Se há controvérsia sobre o risco de golpe, não restam dúvidas em relação às vantagens obtidas pelos militares com a adesão ao governo. Bolsonaro sancionou a reforma da previdência das Forças Armadas garantindo determinadas benesses à categoria, como reajuste no soldo e o direito de se aposentar com o último salário. Além disso, o orçamento do Ministério da Defesa saltou de 100,9 bilhões de reais, em 2018, para 114,6 bilhões de reais, em 2020, um recorde. “Isso deu às Forças Armadas a oportunidade de defender suas prerrogativas corporativas. E elas aproveitaram essa oportunidade para preservar privilégios”, diz o cientista político americano Anthony Pereira, professor titular da King’s College de Londres. Segundo o Instituto Paraná, Bolsonaro pode ganhar inclusive eleitoralmente ao ampliar a participação verde-oliva na administração. De acordo com o levantamento, 40,3% dos entrevistados disseram que a presença de integrantes das Forças Armadas na máquina pública tem uma influência positiva nas urnas, enquanto 34,7% apontaram essa condição como um fator negativo. “A gestão de Bolsonaro absorve a força da imagem dos militares e isso se reverte em pontos positivos com os eleitores”, avalia Murilo Hidalgo.
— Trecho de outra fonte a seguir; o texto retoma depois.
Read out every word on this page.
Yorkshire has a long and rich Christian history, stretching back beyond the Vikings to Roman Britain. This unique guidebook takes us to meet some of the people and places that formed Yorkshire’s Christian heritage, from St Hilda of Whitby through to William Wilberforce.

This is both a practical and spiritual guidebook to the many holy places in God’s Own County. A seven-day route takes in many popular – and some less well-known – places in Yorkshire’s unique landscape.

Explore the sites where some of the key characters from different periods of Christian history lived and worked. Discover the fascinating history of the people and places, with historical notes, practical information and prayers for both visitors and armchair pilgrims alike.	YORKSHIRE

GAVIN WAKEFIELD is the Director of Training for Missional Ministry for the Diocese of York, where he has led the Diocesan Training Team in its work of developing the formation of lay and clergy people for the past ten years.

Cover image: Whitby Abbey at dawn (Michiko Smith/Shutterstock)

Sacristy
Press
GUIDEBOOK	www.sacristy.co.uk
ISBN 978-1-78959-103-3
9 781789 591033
Os militares costumam alegar que a participação deles ocorre em nível particular. Ou seja: seria errado dizer que as Forças Armadas são sócias da administração Bolsonaro. A tese também é controversa. Dois casos deixam isso muito claro. Um deles foi a cobrança da cúpula do Exército para que Luiz Ramos passasse para a reserva depois que ele participou da manifestação que pedia o fechamento do Congresso e do Supremo. Outro é a pressão para que o general Eduardo Pazuello, titular da Saúde, deixe a pasta ou passe para a reserva, o que poderia afastar o desgaste de sua gestão da imagem do Exército. Aliás, Pazuello, segundo a pesquisa, é uma exceção nessa onda de popularidade. Embora boa parte dos entrevistados no levantamento considere que os militares têm uma atuação positiva no combate à pandemia, 44,3% das pessoas ouvidas julgaram como negativa a gestão do ministro. “Hoje, as pessoas o veem mais como ministro e menos como militar”, afirma Hidalgo. Situação inversa à de Bolsonaro: 56,9% dos entrevistados enxergam o presidente mais como militar do que como civil.